Gold carries no credit or counterparty risks; it serves as a source of trust in a country, and in all economic environments, making it one of the most crucial reserve assets worldwide. Gold’s inverse relationship with the US dollar, another major reserve asset, is an added element to its appeal. When the dollar dips in value, gold typically rises, enabling central banks to protect their reserves at times of market volatility. Russia, China, Turkey, and India have all been purchasers of gold recently. These countries still lag behind Germany, France, Italy, and the US. Keep in mind the US gold reserves haven’t been audited for more than 60 years. A measure introduced by Alex Mooney, a US Representative from West Virginia, is calling for an audit of US gold reserves. Good luck with that one Alex.
Continued central bank accumulation of physical gold will send gold prices higher over time. At the same time, central banks will devalue currencies.
Pension funds are looking towards gold for safety
According to a report from Investment & Pensions Europe, a Dutch pension fund for specialty chemicals firm DSM is the latest firm to jump into the precious metal, allocating 5% of its portfolio to the precious metal. In a survey published by the World Gold Council on May 4, 2021, roughly 30% of UK pension funds said they were looking to increase their exposure to gold. The Ohio Police & Fire Pension Fund, currently with $15.7B in AUM, invested 5% of its assets in gold last year. This represents $800 million. Pension funds are severely underfunded. Some are in better shape than others. Longer bond yields are still very low and stocks take huge hits in times of market corrections. The Texas Teacher Retirement System also holds physical gold. It would make sense that many more pension funds will join the list. It won’t take many to push gold prices higher. The physical gold market is relatively very small compared to the bond and stock markets. Very few US states have physical gold as a major part of their pension system. As our Federal Reserve notes continue to be debased, increased pension fund demand will send the gold price higher over time.

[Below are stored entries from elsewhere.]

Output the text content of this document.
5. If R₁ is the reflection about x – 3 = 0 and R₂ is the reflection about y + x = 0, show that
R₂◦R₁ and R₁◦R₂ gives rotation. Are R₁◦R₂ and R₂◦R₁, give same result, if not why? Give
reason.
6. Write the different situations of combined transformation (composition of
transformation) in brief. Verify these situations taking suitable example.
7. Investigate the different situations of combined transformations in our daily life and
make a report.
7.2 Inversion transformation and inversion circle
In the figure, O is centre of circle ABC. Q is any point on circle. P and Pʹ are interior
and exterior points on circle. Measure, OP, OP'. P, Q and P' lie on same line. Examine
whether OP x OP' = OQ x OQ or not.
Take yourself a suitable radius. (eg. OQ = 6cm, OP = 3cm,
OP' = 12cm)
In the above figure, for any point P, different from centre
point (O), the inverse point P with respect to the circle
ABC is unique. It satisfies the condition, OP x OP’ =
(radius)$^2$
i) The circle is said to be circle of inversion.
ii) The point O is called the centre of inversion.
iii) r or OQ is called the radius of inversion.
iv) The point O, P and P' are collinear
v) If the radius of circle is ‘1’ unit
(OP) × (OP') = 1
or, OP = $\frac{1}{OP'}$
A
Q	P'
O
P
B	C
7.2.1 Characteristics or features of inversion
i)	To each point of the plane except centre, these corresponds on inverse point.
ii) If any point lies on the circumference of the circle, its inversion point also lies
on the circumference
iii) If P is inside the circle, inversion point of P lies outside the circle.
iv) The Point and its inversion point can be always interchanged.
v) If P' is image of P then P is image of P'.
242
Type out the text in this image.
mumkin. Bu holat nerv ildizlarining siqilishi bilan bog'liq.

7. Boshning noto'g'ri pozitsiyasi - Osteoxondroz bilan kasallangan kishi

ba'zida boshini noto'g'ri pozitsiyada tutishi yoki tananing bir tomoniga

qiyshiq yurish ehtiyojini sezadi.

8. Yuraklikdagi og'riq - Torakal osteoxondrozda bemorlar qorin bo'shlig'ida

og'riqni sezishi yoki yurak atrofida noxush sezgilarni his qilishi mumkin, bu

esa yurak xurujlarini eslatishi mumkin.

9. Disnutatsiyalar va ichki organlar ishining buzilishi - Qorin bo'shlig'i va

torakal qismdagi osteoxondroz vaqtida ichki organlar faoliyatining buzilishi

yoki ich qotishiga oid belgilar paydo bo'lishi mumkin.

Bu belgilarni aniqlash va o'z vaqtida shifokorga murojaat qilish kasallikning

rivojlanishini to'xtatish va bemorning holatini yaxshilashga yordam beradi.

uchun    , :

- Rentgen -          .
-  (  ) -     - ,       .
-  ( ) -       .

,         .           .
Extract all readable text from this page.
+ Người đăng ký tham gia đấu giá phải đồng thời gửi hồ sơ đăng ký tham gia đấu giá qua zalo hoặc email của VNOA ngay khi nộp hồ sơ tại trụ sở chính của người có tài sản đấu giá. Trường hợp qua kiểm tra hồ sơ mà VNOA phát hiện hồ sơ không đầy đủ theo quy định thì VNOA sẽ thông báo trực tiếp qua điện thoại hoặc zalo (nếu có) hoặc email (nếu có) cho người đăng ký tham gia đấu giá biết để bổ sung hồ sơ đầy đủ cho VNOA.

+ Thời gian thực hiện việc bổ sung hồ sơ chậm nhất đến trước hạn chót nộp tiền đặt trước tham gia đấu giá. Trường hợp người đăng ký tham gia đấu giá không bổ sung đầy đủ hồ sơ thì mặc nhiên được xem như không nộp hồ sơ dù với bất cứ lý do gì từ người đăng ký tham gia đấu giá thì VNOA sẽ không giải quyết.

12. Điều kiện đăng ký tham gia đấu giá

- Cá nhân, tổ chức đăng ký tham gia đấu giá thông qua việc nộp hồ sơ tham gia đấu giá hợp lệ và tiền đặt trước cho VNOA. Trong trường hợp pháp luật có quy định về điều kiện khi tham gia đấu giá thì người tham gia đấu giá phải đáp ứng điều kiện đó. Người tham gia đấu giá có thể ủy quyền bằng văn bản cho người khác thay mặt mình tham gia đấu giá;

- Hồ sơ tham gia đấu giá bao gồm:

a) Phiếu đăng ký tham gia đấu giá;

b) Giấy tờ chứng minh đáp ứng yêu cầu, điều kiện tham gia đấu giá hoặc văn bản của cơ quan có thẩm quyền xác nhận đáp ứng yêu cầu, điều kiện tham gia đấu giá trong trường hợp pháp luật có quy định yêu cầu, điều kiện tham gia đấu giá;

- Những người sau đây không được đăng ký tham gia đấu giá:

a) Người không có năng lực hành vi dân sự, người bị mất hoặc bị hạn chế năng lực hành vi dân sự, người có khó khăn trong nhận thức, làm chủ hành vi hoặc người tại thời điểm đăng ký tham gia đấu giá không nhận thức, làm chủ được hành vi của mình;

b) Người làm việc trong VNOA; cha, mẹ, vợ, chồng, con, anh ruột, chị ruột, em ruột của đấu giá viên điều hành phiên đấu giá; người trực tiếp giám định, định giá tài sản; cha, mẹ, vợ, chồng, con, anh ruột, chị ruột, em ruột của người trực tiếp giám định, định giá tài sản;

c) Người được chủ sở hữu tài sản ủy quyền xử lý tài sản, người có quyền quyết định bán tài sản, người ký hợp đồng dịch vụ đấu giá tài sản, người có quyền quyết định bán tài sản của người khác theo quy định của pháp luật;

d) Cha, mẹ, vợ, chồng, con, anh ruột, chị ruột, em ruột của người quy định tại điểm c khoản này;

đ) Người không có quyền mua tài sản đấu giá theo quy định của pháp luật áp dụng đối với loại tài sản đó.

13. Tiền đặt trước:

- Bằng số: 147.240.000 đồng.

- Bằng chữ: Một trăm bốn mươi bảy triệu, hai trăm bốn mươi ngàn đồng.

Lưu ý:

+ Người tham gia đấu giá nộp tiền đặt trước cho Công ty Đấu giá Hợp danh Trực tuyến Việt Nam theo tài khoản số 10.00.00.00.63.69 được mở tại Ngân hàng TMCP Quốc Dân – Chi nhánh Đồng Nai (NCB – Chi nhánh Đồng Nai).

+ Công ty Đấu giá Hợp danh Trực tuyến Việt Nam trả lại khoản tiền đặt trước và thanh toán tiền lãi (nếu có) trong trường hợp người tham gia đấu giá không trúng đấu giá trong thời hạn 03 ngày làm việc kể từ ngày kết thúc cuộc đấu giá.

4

We are experiencing the biggest real estate and stock joy ride of our lifetimes. Unfortunately, this is due to the biggest debt bubble being created in history. We are experiencing the final stages of the devaluation of our paper currency. This could take months, years, or can happen at any time. Insurance policies for our money need to be taken out now. The idea is to sell high and buy low. When the debasement finally happens, it will be too late to do anything. Preparations need to be made now. Investors need to be proactive, not reactive. If we look at the money supply created, gold today is as undervalued as it was in 1972 or 1999. When paper contracts are required to deliver actual metal and are not allowed to just roll over paper contracts to satisfy requirements, the gold price will skyrocket. We are getting closer to that day as each day passes. It doesn’t matter what the gold price does on a daily or weekly basis. There is a limited downside and great upside potential to the gold price as it will reflect many of the aspects covered above. A lower dollar is inevitable over time, as well as a higher gold price is inevitable over time. Your physical gold will be there when you need it, just like that insurance policy you pay for every month in case of an accident.